When our garden was in full bloom we whipped through jars and jars of Granny Ida’s relish and, being the sharing type, began giving them away to grateful friends who kept asking to pay. Cue our lightbulb moment.
Together we’ve resurrected master recipes passed down from Granny Ida and set to work turning Women’s Work into a successful, purposeful, business.
In Women We Invest
For each of us at Women’s Work there is a greater purpose behind the relish we prepare and the recipes we follow. It’s a practice of preservation for the stories and skills we want protected. It’s also an investment in the future we want for women, one of empowerment, fairness and recognised value.
For Kristina it’s sharing the recipes that belong to a long family history of women’s work and allowing others to taste the creations that have been perfected over generations.
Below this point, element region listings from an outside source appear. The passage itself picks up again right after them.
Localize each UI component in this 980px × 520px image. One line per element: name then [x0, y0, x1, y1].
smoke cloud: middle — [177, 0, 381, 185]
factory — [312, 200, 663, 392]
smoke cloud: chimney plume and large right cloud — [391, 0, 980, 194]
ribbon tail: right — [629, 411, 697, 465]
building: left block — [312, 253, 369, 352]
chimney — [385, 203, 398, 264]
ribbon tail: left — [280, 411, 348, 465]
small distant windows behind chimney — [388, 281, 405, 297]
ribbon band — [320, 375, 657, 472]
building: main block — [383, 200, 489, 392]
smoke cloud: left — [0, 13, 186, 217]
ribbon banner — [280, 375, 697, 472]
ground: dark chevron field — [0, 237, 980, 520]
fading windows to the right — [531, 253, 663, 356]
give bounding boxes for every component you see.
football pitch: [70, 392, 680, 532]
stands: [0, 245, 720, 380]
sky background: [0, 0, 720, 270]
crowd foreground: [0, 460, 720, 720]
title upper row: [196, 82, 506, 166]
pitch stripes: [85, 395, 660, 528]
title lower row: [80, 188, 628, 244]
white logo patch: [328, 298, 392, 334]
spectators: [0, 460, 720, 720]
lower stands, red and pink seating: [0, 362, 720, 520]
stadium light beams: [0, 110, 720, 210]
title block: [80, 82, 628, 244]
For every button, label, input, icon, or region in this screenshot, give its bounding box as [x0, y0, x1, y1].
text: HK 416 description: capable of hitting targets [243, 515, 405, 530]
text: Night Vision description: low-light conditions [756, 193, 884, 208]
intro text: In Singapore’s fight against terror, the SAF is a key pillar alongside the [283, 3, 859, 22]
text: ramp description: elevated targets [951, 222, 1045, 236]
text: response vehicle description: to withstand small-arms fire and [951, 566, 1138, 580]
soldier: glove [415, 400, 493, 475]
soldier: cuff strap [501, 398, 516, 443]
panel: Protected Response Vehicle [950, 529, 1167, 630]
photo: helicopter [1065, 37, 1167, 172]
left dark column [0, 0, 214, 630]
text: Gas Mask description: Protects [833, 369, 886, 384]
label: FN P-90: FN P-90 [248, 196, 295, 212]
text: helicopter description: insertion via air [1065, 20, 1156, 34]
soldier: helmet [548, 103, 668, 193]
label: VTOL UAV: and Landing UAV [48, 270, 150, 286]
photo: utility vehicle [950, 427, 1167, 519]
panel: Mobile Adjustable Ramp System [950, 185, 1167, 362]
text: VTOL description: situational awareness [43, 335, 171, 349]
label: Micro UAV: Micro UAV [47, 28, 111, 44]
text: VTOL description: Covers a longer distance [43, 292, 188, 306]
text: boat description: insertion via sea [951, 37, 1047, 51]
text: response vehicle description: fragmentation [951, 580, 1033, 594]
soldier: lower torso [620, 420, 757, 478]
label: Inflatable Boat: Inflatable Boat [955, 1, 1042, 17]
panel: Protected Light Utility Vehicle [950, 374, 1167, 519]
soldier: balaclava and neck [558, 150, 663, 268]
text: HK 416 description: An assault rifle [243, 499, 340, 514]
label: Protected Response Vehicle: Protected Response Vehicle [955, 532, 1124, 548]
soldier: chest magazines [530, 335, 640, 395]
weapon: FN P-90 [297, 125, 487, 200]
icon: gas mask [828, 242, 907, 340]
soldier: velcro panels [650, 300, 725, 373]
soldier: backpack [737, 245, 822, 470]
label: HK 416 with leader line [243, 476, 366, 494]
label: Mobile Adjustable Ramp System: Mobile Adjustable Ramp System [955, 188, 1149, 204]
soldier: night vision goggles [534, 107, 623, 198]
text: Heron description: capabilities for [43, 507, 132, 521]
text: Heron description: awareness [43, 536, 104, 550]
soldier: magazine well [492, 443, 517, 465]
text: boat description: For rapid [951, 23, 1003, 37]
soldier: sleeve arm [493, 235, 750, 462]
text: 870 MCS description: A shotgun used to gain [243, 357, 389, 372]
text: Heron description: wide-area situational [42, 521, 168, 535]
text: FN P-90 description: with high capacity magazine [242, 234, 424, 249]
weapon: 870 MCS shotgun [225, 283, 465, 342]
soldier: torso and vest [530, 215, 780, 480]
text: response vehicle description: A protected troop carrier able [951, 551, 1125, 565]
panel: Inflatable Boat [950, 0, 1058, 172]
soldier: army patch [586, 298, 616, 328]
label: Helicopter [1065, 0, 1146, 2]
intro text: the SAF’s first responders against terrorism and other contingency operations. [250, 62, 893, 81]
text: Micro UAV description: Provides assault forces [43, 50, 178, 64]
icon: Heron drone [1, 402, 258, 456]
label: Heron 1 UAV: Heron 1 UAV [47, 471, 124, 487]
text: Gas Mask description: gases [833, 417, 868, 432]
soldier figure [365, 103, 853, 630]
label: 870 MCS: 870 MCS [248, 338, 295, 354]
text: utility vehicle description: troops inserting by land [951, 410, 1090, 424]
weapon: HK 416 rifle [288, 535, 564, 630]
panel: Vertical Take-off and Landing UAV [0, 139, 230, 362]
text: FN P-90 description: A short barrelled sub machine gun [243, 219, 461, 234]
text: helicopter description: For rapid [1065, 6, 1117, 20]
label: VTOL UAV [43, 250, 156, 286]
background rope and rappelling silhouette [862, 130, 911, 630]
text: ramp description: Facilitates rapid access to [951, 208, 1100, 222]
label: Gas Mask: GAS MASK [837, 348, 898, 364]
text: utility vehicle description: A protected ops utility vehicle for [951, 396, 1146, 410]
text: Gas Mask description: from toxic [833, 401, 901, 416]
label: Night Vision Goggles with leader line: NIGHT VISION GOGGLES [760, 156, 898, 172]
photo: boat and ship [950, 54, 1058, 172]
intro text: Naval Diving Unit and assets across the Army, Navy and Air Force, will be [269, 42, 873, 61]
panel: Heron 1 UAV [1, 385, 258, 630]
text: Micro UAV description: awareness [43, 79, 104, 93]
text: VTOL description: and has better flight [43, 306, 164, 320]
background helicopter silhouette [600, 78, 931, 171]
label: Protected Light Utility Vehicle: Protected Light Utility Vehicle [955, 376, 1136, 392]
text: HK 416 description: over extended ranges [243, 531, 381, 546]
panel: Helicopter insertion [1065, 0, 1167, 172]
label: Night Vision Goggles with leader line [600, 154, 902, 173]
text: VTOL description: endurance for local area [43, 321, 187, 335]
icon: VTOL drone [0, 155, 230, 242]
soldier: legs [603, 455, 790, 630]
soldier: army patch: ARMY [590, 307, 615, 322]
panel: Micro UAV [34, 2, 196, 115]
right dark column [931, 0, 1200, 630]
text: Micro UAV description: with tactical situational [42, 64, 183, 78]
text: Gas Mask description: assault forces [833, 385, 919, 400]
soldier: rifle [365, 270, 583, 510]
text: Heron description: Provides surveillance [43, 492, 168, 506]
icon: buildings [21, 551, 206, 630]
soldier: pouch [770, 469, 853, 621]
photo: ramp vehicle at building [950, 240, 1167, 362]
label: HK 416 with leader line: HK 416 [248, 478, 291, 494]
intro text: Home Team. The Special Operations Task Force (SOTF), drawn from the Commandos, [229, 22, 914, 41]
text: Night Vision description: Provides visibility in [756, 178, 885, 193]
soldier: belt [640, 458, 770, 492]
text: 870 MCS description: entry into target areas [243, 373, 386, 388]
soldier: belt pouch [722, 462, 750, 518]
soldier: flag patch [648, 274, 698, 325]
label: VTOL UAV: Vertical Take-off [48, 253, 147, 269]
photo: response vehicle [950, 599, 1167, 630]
It’s giving a future to these recipes so that they may exist not only as nostalgic relics, but as powerful reminders that women’s work is always worth the money that is paid for it.
For Madeleine it’s creating a platform and opportunity for open, honest and brave conversations around women’s work. It’s bringing recognition to the patriarchal structures that have traditionally singled out ‘women’s work’ as necessary chores, not value added commodities. It’s giving time to reflection and inspiring change through attitudes and action.
For Ian it’s paying homage to his grandmother who stepped in through two wars and the Great Depression to financially support the family after his grandfather was seriously injured in an industrial accident. At 90, Ian’s mother still knits for others never asking a cent for payment. In recognising the value women bring to the table we can begin to not only rightly compensate, but also protect the stories and skills of traditional women’s work.
Through Women’s Work we share with you the stories and artistry of traditional women’s work. We also invite your participation as we champion an empowered, modern future for all women’s work.